“Discrimination is a hell-hound that gnaws at Negroes in every waking moment of their lives.”—Rev. Dr. Martin Luther King, Jr.
Rev. Dr. Martin Luther King, Jr. was the leader of the civil rights movement and stood behind the belief that nonviolence was the method as to which African Americans and all people facing discrimination would obtain equality and freedom. He was the living personification of the biblical phrase “turn the other cheek”, and led his disciples and followers on marches and protests in a never ending quest to end the tyranny of racism and segregation in America. King was a man of peace; however history shows us that promoting nonviolence in the face of hatred led to more violence that expected or wanted. From being stabbed in the chest to peaceful protests transforming into anarchic riots, to death threats delivered regularly, King did not become the man of the people without making some bitter enemies.
The hell-hounds had been chasing King since the inception of the movement and his growing and enormous influence within the South. They never made him stop, but King did become weary. According to “Hellhound on his Trail”, a book by Hampton Sides chronicling the last years of King and the man who committed his assassination, King’s brutal schedule saw him on the road more and less at home with his family. King was becoming distant from his wife, Coretta, and his movement. There were a growing number of people in the Southern Christian Leadership Conference (SCLC) that feared for King’s safety and sanity. His Poor People Campaign was considered too ideal and too big of a plan to be an organized, effective strategy in the battle for freedom. He held a self proclaimed “War on Sleep” to accomplish his goals.
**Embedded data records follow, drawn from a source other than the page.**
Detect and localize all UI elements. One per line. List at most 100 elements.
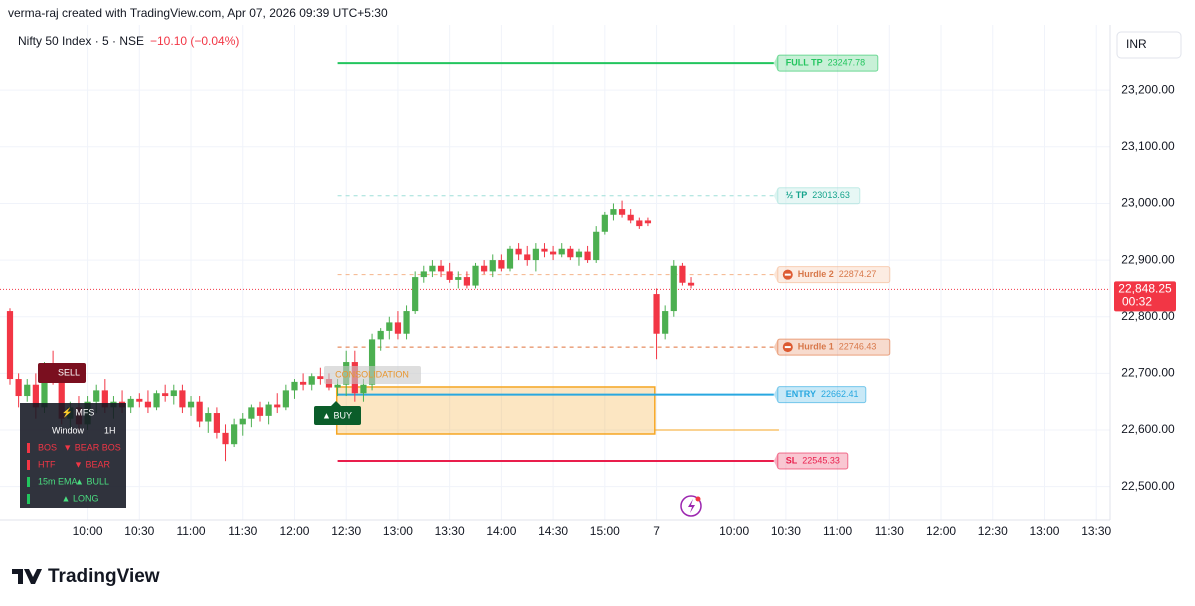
consolidation-box <box>324 366 421 384</box>
y-tick-label: 22,600.00 <box>1121 422 1175 436</box>
buy-label: ▲ BUY <box>322 410 352 420</box>
level-label-box <box>777 386 867 404</box>
event-dot <box>695 496 701 502</box>
level-label-box <box>777 452 849 470</box>
currency[interactable]: INR <box>1126 37 1147 51</box>
y-tick-label: 23,100.00 <box>1121 139 1175 153</box>
y-tick-label: 22,900.00 <box>1121 252 1175 266</box>
candle-body <box>627 214 634 221</box>
candle-body <box>136 398 143 402</box>
candle-body <box>644 220 652 224</box>
level-value: 22874.27 <box>839 269 877 279</box>
panel-value: ▼ BEAR BOS <box>63 442 120 452</box>
candle-body <box>653 294 660 334</box>
level-value: 22662.41 <box>821 389 859 399</box>
panel-key: HTF <box>38 459 56 469</box>
candle-body <box>403 311 410 334</box>
x-tick-label: 14:30 <box>538 524 568 538</box>
sell-label: SELL <box>58 367 80 377</box>
x-tick-label: 11:00 <box>176 524 205 538</box>
level-pointer <box>773 187 778 204</box>
change: −10.10 (−0.04%) <box>150 34 239 48</box>
candle-body <box>463 277 470 286</box>
candle-body <box>584 251 591 261</box>
candle-body <box>377 330 384 340</box>
candle-body <box>162 393 169 397</box>
y-tick-label: 22,500.00 <box>1121 479 1175 493</box>
candle-body <box>15 379 22 397</box>
hurdle-icon-bar <box>784 346 791 349</box>
candle-body <box>636 220 643 227</box>
candle-body <box>153 393 160 408</box>
candle-body <box>58 379 65 419</box>
level-label-box <box>777 266 891 284</box>
candle-body <box>274 404 281 408</box>
currency-button[interactable] <box>1116 31 1182 59</box>
candle-body <box>506 248 514 269</box>
x-tick-label: 10:30 <box>124 524 154 538</box>
candle-body <box>601 214 608 232</box>
logo: TradingView <box>12 566 160 587</box>
x-tick-label: 13:00 <box>1029 524 1059 538</box>
plot <box>0 62 1110 462</box>
level-label-box <box>777 338 891 356</box>
candle-body <box>282 390 289 408</box>
candle-body <box>550 251 557 255</box>
level-name: Hurdle 2 <box>798 269 834 279</box>
candle-body <box>420 271 427 278</box>
candle-body <box>291 381 298 391</box>
hurdle-icon-bar <box>784 273 791 276</box>
level-value: 22545.33 <box>802 455 840 465</box>
symbol: Nifty 50 Index · 5 · NSE <box>18 34 144 48</box>
candle-body <box>515 248 522 255</box>
x-tick-label: 11:00 <box>823 524 852 538</box>
candle-body <box>455 277 462 280</box>
candle-body <box>239 418 246 425</box>
x-tick-label: 15:00 <box>590 524 620 538</box>
x-tick-label: 12:30 <box>978 524 1008 538</box>
candle-body <box>610 209 617 215</box>
level-pointer <box>773 452 778 469</box>
candle-body <box>248 407 255 419</box>
candle-body <box>593 231 600 261</box>
panel-key: BOS <box>38 442 57 452</box>
last-price-badge <box>1114 281 1176 312</box>
candle-body <box>575 251 583 258</box>
candle-body <box>317 376 324 380</box>
candle-body <box>127 398 134 408</box>
level-value: 23013.63 <box>812 190 850 200</box>
candle-body <box>360 384 367 394</box>
candle-body <box>662 311 669 334</box>
event-icon[interactable] <box>680 495 702 517</box>
level-name: ½ TP <box>786 190 808 200</box>
panel-title: ⚡ MFS <box>62 406 95 418</box>
candle-body <box>32 384 39 408</box>
candle-body <box>481 265 488 272</box>
panel <box>20 403 126 508</box>
candle-body <box>489 260 496 272</box>
candle-body <box>231 424 238 445</box>
panel-marker <box>27 460 30 470</box>
candle-body <box>567 248 574 258</box>
x-tick-label: 11:30 <box>875 524 904 538</box>
event-bolt <box>688 499 695 513</box>
candle-body <box>222 432 229 445</box>
candle-body <box>24 384 31 397</box>
candle-body <box>256 407 264 416</box>
y-tick-label: 22,700.00 <box>1121 366 1175 380</box>
candle-body <box>437 265 445 272</box>
candle-body <box>670 265 677 312</box>
level-name: Hurdle 1 <box>798 341 834 351</box>
candle-body <box>429 265 436 272</box>
level-name: ENTRY <box>786 389 816 399</box>
candle-body <box>93 390 100 402</box>
candle-body <box>618 209 626 215</box>
candle-body <box>498 260 505 269</box>
panel-key: 15m EMA <box>38 476 78 486</box>
candle-body <box>687 282 695 286</box>
panel-value: ▲ LONG <box>62 493 99 503</box>
candle-body <box>179 390 186 408</box>
x-tick-label: 13:30 <box>435 524 465 538</box>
He would go to travel to Memphis where blacks’ efforts to secure economic rights was in need of a savior, and King would jump to their rescue— against his SCLC members wishes. King would make these obligations to lead marches in cities without thinking about the consequences of the toll it was taking on him. He truly was married to the movement. His SCLC members told him not to go to Memphis to fight for the black laborers who had gone on strike, but King demanded he be there—for the people. His attempt at a peaceful protest turned in a riot that drew even more media criticism toward King, claiming the riot as an embarrassment and as a clear indication of King’s fading star power. He was losing his audience, but King was worried about losing something much more—his life. When Kennedy was assassinated in 1963, Coretta Scott King ominously said that they “had a sense of fate closing in” on her and her husband. The hell-hounds would not stop chasing him until they tasted blood.
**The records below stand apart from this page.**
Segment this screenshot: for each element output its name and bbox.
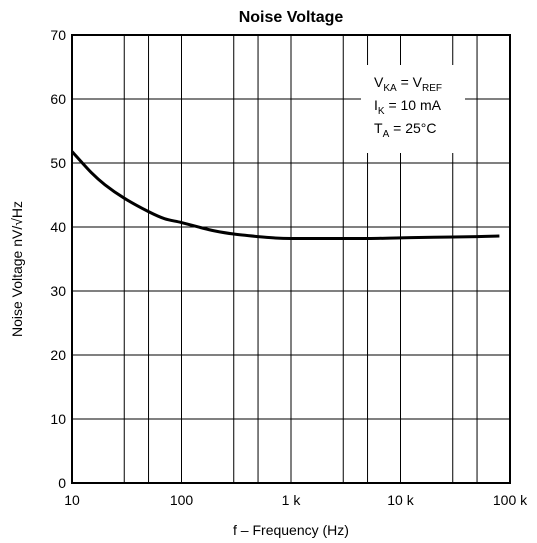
y-tick-label: 50 — [50, 155, 66, 171]
y-tick-label: 40 — [50, 219, 66, 235]
annotation-line: IK = 10 mA — [374, 97, 442, 117]
noise-voltage-curve — [70, 150, 500, 241]
x-axis-label: f – Frequency (Hz) — [233, 522, 349, 538]
x-tick-label: 1 k — [282, 492, 302, 508]
x-tick-label: 10 — [64, 492, 80, 508]
y-tick-label: 20 — [50, 347, 66, 363]
chart-title: Noise Voltage — [239, 9, 344, 26]
series-layer — [70, 150, 500, 241]
x-tick-label: 10 k — [387, 492, 414, 508]
y-tick-label: 30 — [50, 283, 66, 299]
annotation-line: TA = 25°C — [374, 120, 436, 140]
plot-frame — [71, 34, 511, 484]
y-axis-label: Noise Voltage nV/√Hz — [9, 201, 25, 337]
y-tick-label: 60 — [50, 91, 66, 107]
annotation-line: VKA = VREF — [374, 74, 442, 94]
y-tick-label: 70 — [50, 27, 66, 43]
y-tick-label: 10 — [50, 411, 66, 427]
x-tick-label: 100 — [170, 492, 194, 508]
annotation-background — [361, 65, 465, 153]
y-tick-label: 0 — [58, 475, 66, 491]
conditions-annotation: VKA = VREF IK = 10 mA TA = 25°C — [361, 65, 465, 153]
x-tick-label: 100 k — [493, 492, 528, 508]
James Earl Ray did not need to be persuaded to kill the man behind the movement. Sides’s portrait of Ray as a depressed, insecure and aloof escaped convict held an immense disdain for African Americans that originated probably due to his Southern upbringing. There was no rationale in his hatred; what bigot uses any? But Ray was as tactical as he was crazy, and hunted for King. His thirst for King’s blood grew out of his loyalty to George C. Wallace, the Alabama governor who was running for president on a platform of prejudice. Wallace had constantly been made a fool of by King; it was in Wallace’s state that King became an icon with his Birmingham protests and arrest. Ray supported Wallace for president. The devil can always recognize his own.
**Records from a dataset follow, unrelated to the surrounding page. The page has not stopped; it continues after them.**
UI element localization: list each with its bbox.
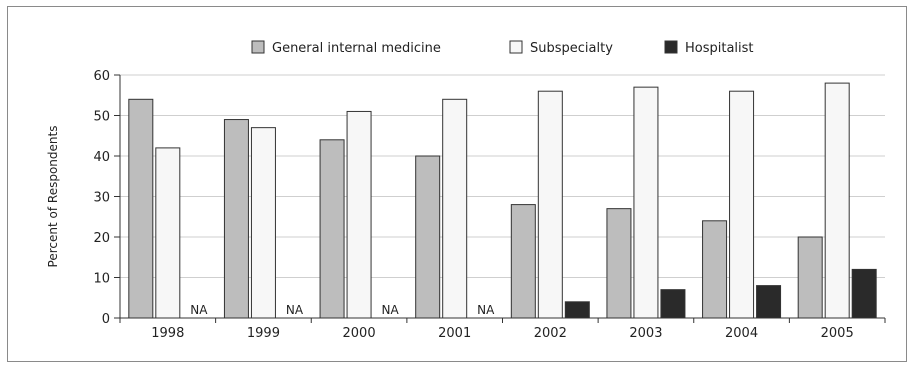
na-label: NA <box>477 303 495 317</box>
legend-swatch <box>664 40 678 54</box>
bar-subspecialty <box>537 90 563 319</box>
na-label: NA <box>286 303 304 317</box>
y-tick-label: 20 <box>93 231 110 246</box>
bar-hospitalist <box>756 285 782 319</box>
bar-general-internal-medicine <box>797 236 823 319</box>
bar-subspecialty <box>442 98 468 319</box>
x-tick-label: 2003 <box>629 326 662 341</box>
bar-subspecialty <box>729 90 755 319</box>
y-tick-label: 50 <box>93 110 110 125</box>
legend-label: Hospitalist <box>685 41 754 56</box>
x-tick-label: 2001 <box>438 326 471 341</box>
legend-swatch <box>509 40 523 54</box>
na-label: NA <box>381 303 399 317</box>
bar-general-internal-medicine <box>319 139 345 319</box>
y-tick-label: 40 <box>93 150 110 165</box>
bar-general-internal-medicine <box>606 208 632 319</box>
x-tick-label: 2005 <box>821 326 854 341</box>
bar-general-internal-medicine <box>415 155 441 319</box>
bar-subspecialty <box>633 86 659 319</box>
legend-swatch <box>251 40 265 54</box>
bar-general-internal-medicine <box>128 98 154 319</box>
y-tick-label: 60 <box>93 69 110 84</box>
y-tick-label: 0 <box>102 312 110 327</box>
bar-general-internal-medicine <box>702 220 728 319</box>
bar-subspecialty <box>346 110 372 319</box>
bar-general-internal-medicine <box>510 204 536 319</box>
x-tick-label: 2002 <box>534 326 567 341</box>
bar-subspecialty <box>824 82 850 319</box>
x-tick-label: 1998 <box>151 326 184 341</box>
x-tick-label: 2004 <box>725 326 758 341</box>
legend-label: Subspecialty <box>530 41 613 56</box>
y-axis-label: Percent of Respondents <box>46 126 60 268</box>
na-label: NA <box>190 303 208 317</box>
x-tick-label: 1999 <box>247 326 280 341</box>
legend-label: General internal medicine <box>272 41 441 56</box>
bar-general-internal-medicine <box>223 119 249 319</box>
bar-subspecialty <box>155 147 181 319</box>
x-tick-label: 2000 <box>343 326 376 341</box>
bar-subspecialty <box>250 127 276 319</box>
bar-hospitalist <box>564 301 590 319</box>
bar-hospitalist <box>851 268 877 319</box>
bar-hospitalist <box>660 289 686 319</box>
y-tick-label: 30 <box>93 191 110 206</box>
y-tick-label: 10 <box>93 272 110 287</box>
King was killed on April 4, 1968 but the legacy and influence of King will never be silenced. Instead, it will be etched forever as a 30 foot, $120 million statue that is to be dedicated to the Washington, D.C. National Mall on August 28, 2011. On that day, the 48th anniversary of the “I Have a Dream” speech, King will be memorialized with the Jefferson Memorial and the Lincoln Memorial—a “line of leadership” they call it—as a man who dedicated his life to democracy, justice and the people. They tried to tear him down before, but on August 28, we will understand that killing a man cannot kill his dream.